Second is the assumption that we can identify who is at high risk and who is at low risk for suicide. Several studies have shown that we (medical professionals) are historically poor at correlating level of suicide risk and long term outcome. Looking at psychological autopsy studies those who complete suicide, the majority were deemed low risk in their last risk assessment prior to the act.

Third is whether or not temporarily removing access to firearms to potentially suicidal patients decreases rate of suicide. Beyond any political discussion, we need to look at objective data. Suicide is an impulsive act but, as you point out, you cannot remove every possible means of suicide from a person’s environment. Does temporarily removing the most lethal means make a difference?
The Israeli Defense Force had a high rate of suicide, mostly by firearms. They instituted a policy where soldiers could not take firearms home on weekends. The overall suicide rate dropped by 40%. Here is the reference.

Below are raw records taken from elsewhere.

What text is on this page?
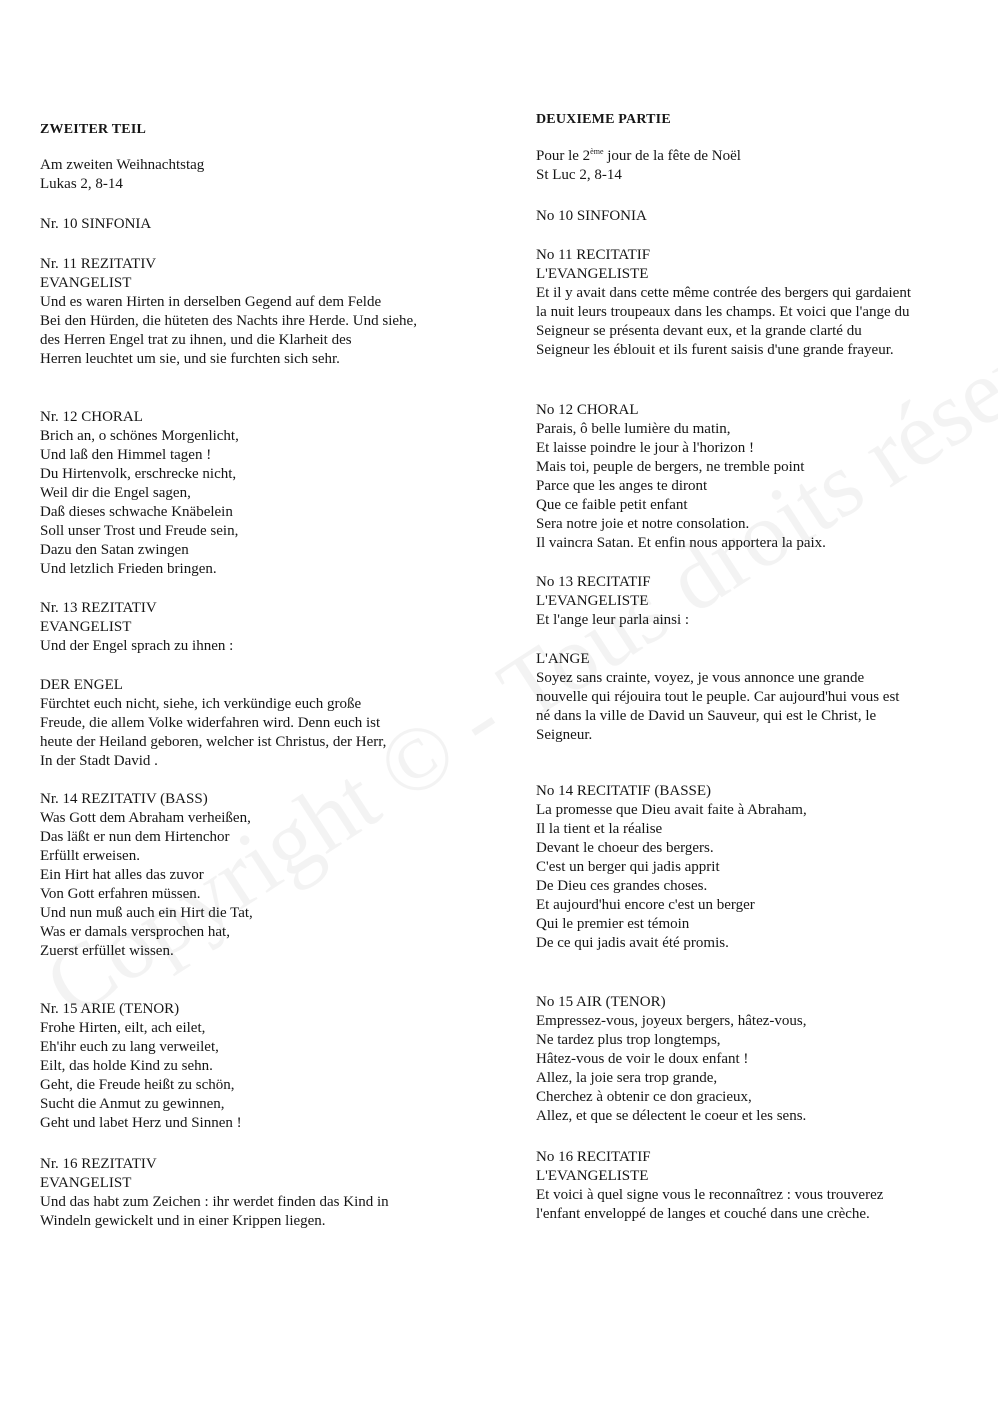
ZWEITER TEIL
Am zweiten Weihnachtstag
Lukas 2, 8-14
Nr. 10 SINFONIA
Nr. 11 REZITATIV
EVANGELIST
Und es waren Hirten in derselben Gegend auf dem Felde
Bei den Hürden, die hüteten des Nachts ihre Herde. Und siehe,
des Herren Engel trat zu ihnen, und die Klarheit des
Herren leuchtet um sie, und sie furchten sich sehr.
Nr. 12 CHORAL
Brich an, o schönes Morgenlicht,
Und laß den Himmel tagen !
Du Hirtenvolk, erschrecke nicht,
Weil dir die Engel sagen,
Daß dieses schwache Knäbelein
Soll unser Trost und Freude sein,
Dazu den Satan zwingen
Und letzlich Frieden bringen.
Nr. 13 REZITATIV
EVANGELIST
Und der Engel sprach zu ihnen :
DER ENGEL
Fürchtet euch nicht, siehe, ich verkündige euch große
Freude, die allem Volke widerfahren wird. Denn euch ist
heute der Heiland geboren, welcher ist Christus, der Herr,
In der Stadt David .
Nr. 14 REZITATIV (BASS)
Was Gott dem Abraham verheißen,
Das läßt er nun dem Hirtenchor
Erfüllt erweisen.
Ein Hirt hat alles das zuvor
Von Gott erfahren müssen.
Und nun muß auch ein Hirt die Tat,
Was er damals versprochen hat,
Zuerst erfüllet wissen.
Nr. 15 ARIE (TENOR)
Frohe Hirten, eilt, ach eilet,
Eh'ihr euch zu lang verweilet,
Eilt, das holde Kind zu sehn.
Geht, die Freude heißt zu schön,
Sucht die Anmut zu gewinnen,
Geht und labet Herz und Sinnen !
Nr. 16 REZITATIV
EVANGELIST
Und das habt zum Zeichen : ihr werdet finden das Kind in
Windeln gewickelt und in einer Krippen liegen.
DEUXIEME PARTIE
Pour le 2ème jour de la fête de Noël
St Luc 2, 8-14
No 10 SINFONIA
No 11 RECITATIF
L'EVANGELISTE
Et il y avait dans cette même contrée des bergers qui gardaient
la nuit leurs troupeaux dans les champs. Et voici que l'ange du
Seigneur se présenta devant eux, et la grande clarté du
Seigneur les éblouit et ils furent saisis d'une grande frayeur.
No 12 CHORAL
Parais, ô belle lumière du matin,
Et laisse poindre le jour à l'horizon !
Mais toi, peuple de bergers, ne tremble point
Parce que les anges te diront
Que ce faible petit enfant
Sera notre joie et notre consolation.
Il vaincra Satan. Et enfin nous apportera la paix.
No 13 RECITATIF
L'EVANGELISTE
Et l'ange leur parla ainsi :
L'ANGE
Soyez sans crainte, voyez, je vous annonce une grande
nouvelle qui réjouira tout le peuple. Car aujourd'hui vous est
né dans la ville de David un Sauveur, qui est le Christ, le
Seigneur.
No 14 RECITATIF (BASSE)
La promesse que Dieu avait faite à Abraham,
Il la tient et la réalise
Devant le choeur des bergers.
C'est un berger qui jadis apprit
De Dieu ces grandes choses.
Et aujourd'hui encore c'est un berger
Qui le premier est témoin
De ce qui jadis avait été promis.
No 15 AIR (TENOR)
Empressez-vous, joyeux bergers, hâtez-vous,
Ne tardez plus trop longtemps,
Hâtez-vous de voir le doux enfant !
Allez, la joie sera trop grande,
Cherchez à obtenir ce don gracieux,
Allez, et que se délectent le coeur et les sens.
No 16 RECITATIF
L'EVANGELISTE
Et voici à quel signe vous le reconnaîtrez : vous trouverez
l'enfant enveloppé de langes et couché dans une crèche.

Lubin G, et al. Decrease in Suicide Rates After a Change of Policy Reducing Access to Firearms in Adolescents: A Naturalistic Epidemiological Study. Suicide Life Treat Behav 2010;40(5):421-424

Dr. Vandelay -

The article is suspiciously vague on detail. They state the suicide rate went from 28 to 16.5. Is this the total number of suicides or per 100,000 or something else? How does the number of troops vary per year? This could affect the total number of suicides. All of these details are left out of the article. There were other steps taken to prevent suicide as mentioned in the article and there was no control group. This article tells me nothing and I wouldn't change my practice based on it.

I agree with Eric's points. This is the second talk on guns this year. The first was from an active gun control lobbyist who fails to mention that fact in his talk. It seems unethical to me for physicians to role over and let the government use them as pawns in its agenda. People are supposed to trust that we will be looking out for their personal freedoms as patients and not have some hidden agenda.